Allister Sparks was the crusading editor of The Rand Daily Mail, the major voice of liberal opposition to the white Pretoria government and a champion of majority rule, when he revealed that the apartheid opponent Steve Biko had been beaten to death by the police in 1977.
His paper later exposed a secret offensive by the authorities against the mainstream news media in which a slush fund was used to establish a government-friendly newspaper, The Citizen, to counter The Rand Daily Mail and to buy stakes in other publications. That revelation led to the resignation of President John Vorster in 1979.
In 1981, with The Rand Daily Mail ailing financially, the owners fired Mr Sparks as part of an effort, he said, to “lower the paper’s voice and to shift the emphasis more toward white readers and less toward black readers.” The newspaper went out of business in 1985.

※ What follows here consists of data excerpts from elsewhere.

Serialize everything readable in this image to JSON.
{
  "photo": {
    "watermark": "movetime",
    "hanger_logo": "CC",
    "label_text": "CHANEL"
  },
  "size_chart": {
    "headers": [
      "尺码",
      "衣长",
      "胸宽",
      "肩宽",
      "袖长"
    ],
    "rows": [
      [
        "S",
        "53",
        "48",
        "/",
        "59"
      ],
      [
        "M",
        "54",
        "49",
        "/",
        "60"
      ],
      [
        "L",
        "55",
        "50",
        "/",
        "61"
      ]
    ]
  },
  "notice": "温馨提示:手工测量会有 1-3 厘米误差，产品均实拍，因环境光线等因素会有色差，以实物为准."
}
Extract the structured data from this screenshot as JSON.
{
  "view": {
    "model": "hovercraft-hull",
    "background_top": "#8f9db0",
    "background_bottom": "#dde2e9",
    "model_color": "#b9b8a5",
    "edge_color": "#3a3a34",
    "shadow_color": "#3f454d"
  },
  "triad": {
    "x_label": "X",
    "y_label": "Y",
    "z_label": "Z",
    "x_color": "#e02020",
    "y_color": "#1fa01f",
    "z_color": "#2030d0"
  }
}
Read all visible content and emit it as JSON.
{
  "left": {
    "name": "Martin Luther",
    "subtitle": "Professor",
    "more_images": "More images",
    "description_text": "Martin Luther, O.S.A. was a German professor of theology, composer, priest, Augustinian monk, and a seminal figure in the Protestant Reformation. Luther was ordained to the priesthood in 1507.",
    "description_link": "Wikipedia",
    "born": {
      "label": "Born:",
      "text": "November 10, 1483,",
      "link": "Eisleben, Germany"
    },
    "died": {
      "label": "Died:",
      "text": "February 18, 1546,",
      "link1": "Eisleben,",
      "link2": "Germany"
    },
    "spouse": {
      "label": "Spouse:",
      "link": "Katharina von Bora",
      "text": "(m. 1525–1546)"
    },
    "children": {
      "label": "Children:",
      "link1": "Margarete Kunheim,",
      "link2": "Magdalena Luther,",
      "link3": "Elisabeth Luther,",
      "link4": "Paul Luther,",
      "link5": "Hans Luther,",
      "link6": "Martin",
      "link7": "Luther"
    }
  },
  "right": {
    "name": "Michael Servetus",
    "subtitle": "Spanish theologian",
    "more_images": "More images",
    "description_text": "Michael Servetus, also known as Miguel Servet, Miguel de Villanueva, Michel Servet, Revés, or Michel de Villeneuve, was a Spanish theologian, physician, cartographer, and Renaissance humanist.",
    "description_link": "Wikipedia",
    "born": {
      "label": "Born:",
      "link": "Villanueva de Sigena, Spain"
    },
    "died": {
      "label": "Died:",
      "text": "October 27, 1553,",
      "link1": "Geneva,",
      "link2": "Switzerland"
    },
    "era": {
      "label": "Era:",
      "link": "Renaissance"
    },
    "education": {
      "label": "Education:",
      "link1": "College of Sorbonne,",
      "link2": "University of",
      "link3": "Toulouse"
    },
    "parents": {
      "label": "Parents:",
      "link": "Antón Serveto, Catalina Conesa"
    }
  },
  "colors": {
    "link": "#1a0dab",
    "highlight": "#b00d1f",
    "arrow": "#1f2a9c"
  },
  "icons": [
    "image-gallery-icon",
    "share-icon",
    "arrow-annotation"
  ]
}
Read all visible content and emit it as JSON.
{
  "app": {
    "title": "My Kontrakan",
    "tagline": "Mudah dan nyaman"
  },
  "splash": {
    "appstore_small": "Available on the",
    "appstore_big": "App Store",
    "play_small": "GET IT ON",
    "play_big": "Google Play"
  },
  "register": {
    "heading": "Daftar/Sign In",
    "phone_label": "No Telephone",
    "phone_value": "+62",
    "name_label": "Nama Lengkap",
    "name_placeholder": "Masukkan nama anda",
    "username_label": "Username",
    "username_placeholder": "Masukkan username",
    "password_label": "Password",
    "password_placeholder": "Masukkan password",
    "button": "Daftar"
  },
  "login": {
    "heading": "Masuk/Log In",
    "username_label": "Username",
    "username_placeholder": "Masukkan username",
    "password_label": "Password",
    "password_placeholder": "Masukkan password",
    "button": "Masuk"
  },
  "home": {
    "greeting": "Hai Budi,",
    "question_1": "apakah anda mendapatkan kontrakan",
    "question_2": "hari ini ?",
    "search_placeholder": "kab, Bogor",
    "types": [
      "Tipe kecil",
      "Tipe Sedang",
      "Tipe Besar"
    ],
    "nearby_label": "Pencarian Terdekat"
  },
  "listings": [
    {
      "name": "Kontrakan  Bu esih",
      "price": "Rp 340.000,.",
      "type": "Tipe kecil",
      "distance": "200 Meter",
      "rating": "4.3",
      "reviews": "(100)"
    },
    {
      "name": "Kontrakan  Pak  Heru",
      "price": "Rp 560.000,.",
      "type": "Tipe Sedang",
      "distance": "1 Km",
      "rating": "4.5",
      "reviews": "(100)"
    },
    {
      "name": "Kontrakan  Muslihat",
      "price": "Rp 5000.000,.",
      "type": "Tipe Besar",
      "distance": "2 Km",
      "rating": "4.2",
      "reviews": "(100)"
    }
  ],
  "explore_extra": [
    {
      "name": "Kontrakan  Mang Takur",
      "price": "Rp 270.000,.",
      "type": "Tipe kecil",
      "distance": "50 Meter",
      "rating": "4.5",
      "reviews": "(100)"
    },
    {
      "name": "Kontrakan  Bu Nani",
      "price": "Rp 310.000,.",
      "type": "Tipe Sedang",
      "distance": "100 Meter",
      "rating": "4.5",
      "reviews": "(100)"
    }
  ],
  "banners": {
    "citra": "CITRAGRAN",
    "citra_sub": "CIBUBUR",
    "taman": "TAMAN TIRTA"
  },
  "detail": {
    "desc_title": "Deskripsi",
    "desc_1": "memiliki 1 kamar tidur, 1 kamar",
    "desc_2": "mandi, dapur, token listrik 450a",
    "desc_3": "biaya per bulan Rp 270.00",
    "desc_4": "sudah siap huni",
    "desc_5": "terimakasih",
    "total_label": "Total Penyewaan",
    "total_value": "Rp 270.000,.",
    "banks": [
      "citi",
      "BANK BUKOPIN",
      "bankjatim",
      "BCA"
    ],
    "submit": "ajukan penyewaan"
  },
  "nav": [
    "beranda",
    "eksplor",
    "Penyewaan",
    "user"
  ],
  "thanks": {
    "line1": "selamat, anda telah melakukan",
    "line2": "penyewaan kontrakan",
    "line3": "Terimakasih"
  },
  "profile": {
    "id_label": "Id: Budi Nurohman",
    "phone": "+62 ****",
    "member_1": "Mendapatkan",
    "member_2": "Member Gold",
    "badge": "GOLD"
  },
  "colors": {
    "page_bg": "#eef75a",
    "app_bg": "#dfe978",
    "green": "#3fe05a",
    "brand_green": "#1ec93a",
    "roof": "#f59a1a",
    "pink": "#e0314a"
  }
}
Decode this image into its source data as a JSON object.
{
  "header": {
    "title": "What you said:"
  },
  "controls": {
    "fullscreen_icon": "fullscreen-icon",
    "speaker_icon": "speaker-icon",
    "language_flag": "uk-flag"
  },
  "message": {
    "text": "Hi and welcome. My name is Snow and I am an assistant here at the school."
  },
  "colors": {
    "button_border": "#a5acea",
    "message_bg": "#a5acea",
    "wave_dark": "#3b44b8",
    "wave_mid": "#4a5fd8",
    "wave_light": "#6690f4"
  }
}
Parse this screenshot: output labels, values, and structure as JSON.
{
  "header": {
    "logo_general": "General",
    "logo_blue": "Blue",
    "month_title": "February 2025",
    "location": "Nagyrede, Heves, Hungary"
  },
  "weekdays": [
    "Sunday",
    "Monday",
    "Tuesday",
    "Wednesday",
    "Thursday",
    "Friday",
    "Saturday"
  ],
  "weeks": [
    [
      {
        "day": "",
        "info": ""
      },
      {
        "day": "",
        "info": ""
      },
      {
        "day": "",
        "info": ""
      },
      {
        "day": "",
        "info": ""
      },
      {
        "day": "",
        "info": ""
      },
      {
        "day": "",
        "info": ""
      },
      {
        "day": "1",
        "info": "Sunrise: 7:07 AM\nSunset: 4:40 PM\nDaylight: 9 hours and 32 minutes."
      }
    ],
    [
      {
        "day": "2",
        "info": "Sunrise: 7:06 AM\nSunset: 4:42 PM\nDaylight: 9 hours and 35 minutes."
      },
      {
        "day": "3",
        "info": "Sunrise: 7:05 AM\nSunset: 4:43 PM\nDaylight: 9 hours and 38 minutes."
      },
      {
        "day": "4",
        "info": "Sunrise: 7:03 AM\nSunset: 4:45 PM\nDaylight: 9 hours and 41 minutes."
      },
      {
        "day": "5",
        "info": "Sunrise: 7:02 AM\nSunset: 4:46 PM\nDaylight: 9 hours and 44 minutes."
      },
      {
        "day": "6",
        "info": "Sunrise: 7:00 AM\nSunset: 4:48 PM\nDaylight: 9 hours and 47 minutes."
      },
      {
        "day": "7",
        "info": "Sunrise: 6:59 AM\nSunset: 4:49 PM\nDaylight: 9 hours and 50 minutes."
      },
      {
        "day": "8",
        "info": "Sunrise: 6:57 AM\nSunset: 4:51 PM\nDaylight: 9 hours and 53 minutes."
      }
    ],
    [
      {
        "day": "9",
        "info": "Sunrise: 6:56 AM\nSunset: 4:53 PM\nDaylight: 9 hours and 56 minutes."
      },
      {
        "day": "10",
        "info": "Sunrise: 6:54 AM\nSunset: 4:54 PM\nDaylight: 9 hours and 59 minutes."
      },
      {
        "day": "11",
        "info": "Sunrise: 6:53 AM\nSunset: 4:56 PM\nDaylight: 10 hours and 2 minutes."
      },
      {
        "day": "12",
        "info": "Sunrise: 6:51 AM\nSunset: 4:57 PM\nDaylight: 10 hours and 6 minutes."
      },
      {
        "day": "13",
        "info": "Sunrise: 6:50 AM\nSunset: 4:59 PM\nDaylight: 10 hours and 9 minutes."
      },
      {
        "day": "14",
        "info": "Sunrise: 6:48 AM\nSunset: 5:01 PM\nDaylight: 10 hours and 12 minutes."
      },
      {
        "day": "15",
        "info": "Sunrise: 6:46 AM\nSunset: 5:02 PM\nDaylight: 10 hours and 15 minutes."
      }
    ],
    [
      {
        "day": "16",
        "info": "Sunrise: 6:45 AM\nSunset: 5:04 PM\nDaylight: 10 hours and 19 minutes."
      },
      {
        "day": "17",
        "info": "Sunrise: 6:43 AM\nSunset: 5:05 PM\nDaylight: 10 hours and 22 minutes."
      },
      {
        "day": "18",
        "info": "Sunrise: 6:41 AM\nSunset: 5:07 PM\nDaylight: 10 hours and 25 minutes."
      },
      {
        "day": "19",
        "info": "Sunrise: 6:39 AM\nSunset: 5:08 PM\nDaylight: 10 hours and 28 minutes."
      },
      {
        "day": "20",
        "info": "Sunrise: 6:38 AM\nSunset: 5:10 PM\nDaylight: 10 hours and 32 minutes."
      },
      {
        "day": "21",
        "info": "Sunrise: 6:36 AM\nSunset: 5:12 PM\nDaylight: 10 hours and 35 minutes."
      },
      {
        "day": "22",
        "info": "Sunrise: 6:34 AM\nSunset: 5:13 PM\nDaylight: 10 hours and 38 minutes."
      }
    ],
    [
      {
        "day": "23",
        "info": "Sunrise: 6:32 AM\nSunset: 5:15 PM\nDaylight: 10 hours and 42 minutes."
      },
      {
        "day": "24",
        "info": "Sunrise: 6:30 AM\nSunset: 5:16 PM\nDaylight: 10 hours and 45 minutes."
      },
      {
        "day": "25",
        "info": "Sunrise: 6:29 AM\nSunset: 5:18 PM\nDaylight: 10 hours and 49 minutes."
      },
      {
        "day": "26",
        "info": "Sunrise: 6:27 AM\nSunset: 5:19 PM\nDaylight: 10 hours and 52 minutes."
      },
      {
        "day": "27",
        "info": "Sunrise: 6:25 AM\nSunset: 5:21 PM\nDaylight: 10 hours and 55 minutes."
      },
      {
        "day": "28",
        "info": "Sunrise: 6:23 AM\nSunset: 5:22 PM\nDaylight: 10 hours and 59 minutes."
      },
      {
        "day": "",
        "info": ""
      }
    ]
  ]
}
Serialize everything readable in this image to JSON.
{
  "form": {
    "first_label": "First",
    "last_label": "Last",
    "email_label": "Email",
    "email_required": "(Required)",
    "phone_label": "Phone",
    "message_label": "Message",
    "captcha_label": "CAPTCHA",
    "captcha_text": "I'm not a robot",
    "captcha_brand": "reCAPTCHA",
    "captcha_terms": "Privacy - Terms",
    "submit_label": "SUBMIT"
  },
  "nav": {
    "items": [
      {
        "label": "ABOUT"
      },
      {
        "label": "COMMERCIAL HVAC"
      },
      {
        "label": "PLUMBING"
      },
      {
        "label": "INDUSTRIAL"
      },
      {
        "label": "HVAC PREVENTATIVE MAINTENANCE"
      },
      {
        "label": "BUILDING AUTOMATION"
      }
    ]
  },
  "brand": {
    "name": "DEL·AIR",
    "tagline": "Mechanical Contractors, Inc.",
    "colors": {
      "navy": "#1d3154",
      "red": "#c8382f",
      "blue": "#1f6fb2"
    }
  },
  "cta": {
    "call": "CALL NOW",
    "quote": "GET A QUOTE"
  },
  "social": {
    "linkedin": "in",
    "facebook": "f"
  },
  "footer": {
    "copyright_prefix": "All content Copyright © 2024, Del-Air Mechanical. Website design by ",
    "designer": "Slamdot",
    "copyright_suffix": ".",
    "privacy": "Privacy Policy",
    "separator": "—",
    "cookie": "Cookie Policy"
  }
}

Sparks went on to become what he described as a war correspondent inSouth Africa for The Washington Post and The Observer in Britain, covering the violence that erupted between the government and the United Democratic Front, the leading anti-apartheid group.
Officially a foreign correspondent then, Sparks was nearly prosecuted for quoting Winnie Madikizela-Mandela, whose husband, Nelson Mandela, was the imprisoned leader of the African National Congress.
He befriended Mandela and, on the basis of an extensive interview, wrote a 20,000-word article for The New Yorker in 1994, titled “The Secret Revolution”, on the historic negotiations that ended white minority rule. After Mr Mandela became president, Mr Sparks served under him as the television news and current affairs editor of the South African Broadcasting Corporation.
He also wrote six books, among them The Mind of South Africa, published in 1990; Tomorrow Is Another Country (1995); and a memoir, The Sword and the Pen, published this year.
With the end of apartheid, Mr Sparks was by no means forgiving of the corruption and ineptitude of the current, predominantly black administration of President Jacob Zuma (Zuma said this week that Sparks had “made his mark in the fight for a free South Africa and proved that the pen is mightier than the sword”.).
Sparks caused a storm late in life by describing former Prime Minister Hendrik Verwoerd, an architect of apartheid, as a “clever” leader. He later recanted. But after. Sparks’s death, his colleagues said that his overall record had, as Ray Hartley, a South African journalist, put it, “invested journalism under apartheid with more than a little moral dignity”.
Allister Haddon Sparks was born on March 10, 1933, in Cathcart, in Eastern Cape Province, to Harold Sparks, a farmer, and the former Bernice Stephen. Raised among blacks in a rural area bordering a tribal reserve, his first language was Xhosa.
A fifth-generation South African, Sparks was descended from the country’s original British settlers, who arrived in 1820. He thus belonged to a minority within a minority: English-speaking whites were outnumbered both by South Africa’s black majority and by the Afrikaner progeny of Dutch homesteaders.
After graduating from Queen’s College in Queenstown, he was hired by the newspaper The Queenstown Daily Representative. After stints elsewhere in Africa and in Britain, he joined The Rand Daily Mail as a political correspondent and columnist. He became an assistant editor there in 1967 and editor of its sister paper, The Sunday Express (which also later closed), in 1974 before attaining the editorship of The Daily Mail in 1977.
He is survived by four sons, Michael Simon, Andrew and Julian; five grandsons; and one granddaughter.
“Journalism became my education and my intellectual salvation,” Sparks wrote in his memoir, “even as my country transformed from a racist police state to a nonracial democracy.”
He recalled covering Parliament in Cape Town as particularly eye-opening, writing, “Here was a house full of white people talking most of the time about black people, assuming they know all about them, their wants and wishes and traditions and what should be done for them, never with them.”
But he was foremost a shoe-leather reporter. In the mid-1960s, when two leaders of the armed struggle against apartheid, Arthur Goldreich and Harold Wolpe, fled from their South African prison cell to neighboring Botswana, Mr. Sparks doggedly tracked them down and banged on the door of their redoubt.
“My name is Allister Sparks,” he recalled saying. “I’m from The Rand Daily Mail, and I want to talk to Arthur and Harold.”
They agreed, and Sparks got another scoop.